The Meese Commission was responsible for cutting all those classics on VHS in the late 80s, early 90s. Films that were 80 minutes long suddenly were cut to say 60 minutes, with Raw Talent (1984) probably the worst hack job I’ve seen yet, with a good 30 minutes cut from it.
And few of those golden age classics have been restored to their original playing times, yet.
…. says Donny, who clearly didn’t read this excellent article and realize that it had nothing to do with the Meese Commission.
Holy pants, RR, you’ve done it again!
‘a collection of movies so reprehensible that the L.A.P.D. claimed that people would throw up after seeing them.’
Shouldn’t that be throwing up while watching them?
Fun fact: TL’s ‘Penthouse’ layout is in the same issue with the Vanessa Williams pics.
My father had that issue of Penthouse, tucked away on a high shelf. I knew about it, although I had no idea at the time that the young woman in the pictorial (something about sex in an elevator, I believe) was Lords.
It was his possession of that issue that my mother’s divorce attorney used to leverage a huge settlement for her. (Probably helped that I’d taken a photograph of the cover and a photo of the shelf on which it was hidden and my sworn testimony that I had found what I now knew was child pornography.)
That magazine disappeared after the divorce. So did he.
‘(something about sex in an elevator, I believe) ‘
Actually, that was a slightly later set, out of the Suze factory.
Randall got good use from that elevator, as it’s the showcase in her ‘Love Bites’ film.
Author’s own opinion: Suze’s “films” are terrible…but she’s admitted as such : “you have to edit them, and everything”. Really, what a shocker! 😉
I saw that issue for sale, tucked away in a bin with dozens of other men’s magazines of that era, at a flea market a couple of years ago. An overzealous cop with knowledge of what that issue was all about could have really ruined the seller’s life. I almost said something, but I was with someone who is better off not knowing that I know that.
As per usual you are THE BEST!, Always great to read more stuff on Avon, hats off to April and Ashley!

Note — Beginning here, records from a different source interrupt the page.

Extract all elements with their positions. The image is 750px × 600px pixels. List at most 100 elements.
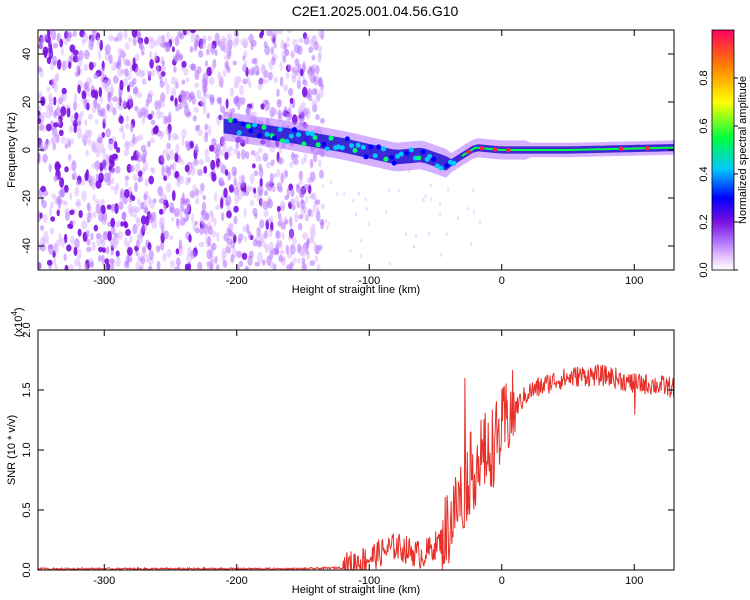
noise-dot [107,139,114,151]
noise-dot [125,115,129,123]
noise-dot [196,89,202,100]
colorbar-tick-label: 0.4 [698,166,710,181]
noise-dot [38,261,42,270]
noise-dot [190,32,195,43]
noise-dot [57,103,60,112]
noise-dot [95,198,100,206]
noise-dot [243,60,248,66]
noise-dot [129,165,135,172]
noise-dot [240,149,246,160]
noise-dot [120,99,127,109]
noise-dot [194,143,199,155]
noise-dot [284,194,290,201]
noise-dot [118,127,124,133]
noise-dot [60,237,66,248]
noise-dot [178,239,183,251]
noise-dot [119,48,125,54]
noise-dot [179,208,183,219]
noise-dot [124,58,129,65]
noise-dot [227,172,232,181]
noise-dot [44,34,49,40]
noise-dot [300,246,307,258]
noise-dot [384,210,388,214]
noise-dot [299,178,303,186]
ridge-blob [252,122,258,128]
noise-dot [78,50,84,61]
noise-dot [230,107,236,114]
ridge-blob [288,133,294,139]
noise-dot [216,231,220,242]
noise-dot [202,72,209,84]
noise-dot [354,212,357,217]
noise-dot [180,158,184,166]
ridge-blob [321,141,327,147]
noise-dot [307,208,312,217]
noise-dot [110,185,114,191]
noise-dot [233,215,238,225]
noise-dot [277,156,283,165]
noise-dot [307,95,313,102]
noise-dot [210,259,216,265]
noise-dot [78,210,83,218]
noise-dot [97,255,102,262]
snr-multiplier-close: ) [13,307,25,311]
ridge-blob [381,146,386,152]
noise-dot [95,232,102,240]
noise-dot [81,90,87,100]
noise-dot [292,39,298,47]
noise-dot [306,88,313,98]
noise-dot [133,174,138,182]
noise-dot [69,44,76,53]
noise-dot [91,89,97,98]
noise-dot [124,142,129,150]
noise-dot [250,42,254,51]
noise-dot [258,147,263,154]
noise-dot [295,195,299,206]
colorbar-tick-label: 0.2 [698,214,710,229]
ridge-blob [431,156,437,162]
noise-dot [116,147,121,153]
noise-dot [166,142,171,150]
noise-dot [352,198,355,203]
ridge-blob [383,156,389,162]
noise-dot [280,172,285,184]
noise-dot [145,98,149,108]
noise-dot [404,232,408,237]
ridge-blob [232,118,238,124]
noise-dot [57,118,61,126]
noise-dot [289,262,294,270]
noise-dot [249,199,255,207]
noise-dot [51,193,57,199]
noise-dot [241,252,248,260]
noise-dot [87,137,92,146]
noise-dot [70,235,75,245]
colorbar: 0.0 0.2 0.4 0.6 0.8 Normalized spectral ampl… [698,29,749,278]
noise-dot [322,184,325,189]
noise-dot [255,151,260,162]
noise-dot [58,97,63,105]
noise-dot [105,246,110,254]
noise-dot [169,163,174,170]
noise-dot [289,161,294,168]
noise-dot [279,217,284,224]
noise-dot [183,68,189,76]
noise-dot [262,152,269,162]
noise-dot [184,164,190,173]
noise-dot [185,30,191,35]
ridge-blob [434,163,440,169]
noise-dot [176,181,181,188]
noise-dot [175,248,180,255]
noise-dot [292,159,299,165]
noise-dot [286,30,293,34]
noise-dot [223,187,228,198]
noise-dot [277,30,284,35]
noise-dot [271,33,277,44]
noise-dot [85,150,89,157]
noise-dot [64,207,70,215]
noise-dot [196,124,201,131]
ridge-blob [246,123,251,129]
noise-dot [232,60,237,66]
noise-dot [253,187,257,194]
noise-dot [141,224,147,232]
noise-dot [107,221,112,227]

As usual, your work was terrific! I always look forward to RR
Interesting and informative article and well written as expected. I never cared for Traci Lords nor had any respect for anyone who knowingly commits a crime that involves others. In her case many films were pulled and had to be edited and many lost revenue. She really used that unfortunate situation to her advantage, case and point “Traci I Love You” which never saw as I refused to contribute my hard earned money for her gain. The 80’s was my favorite decade for adult cinema and her story as well as John Holmes were that decade’s lowest points.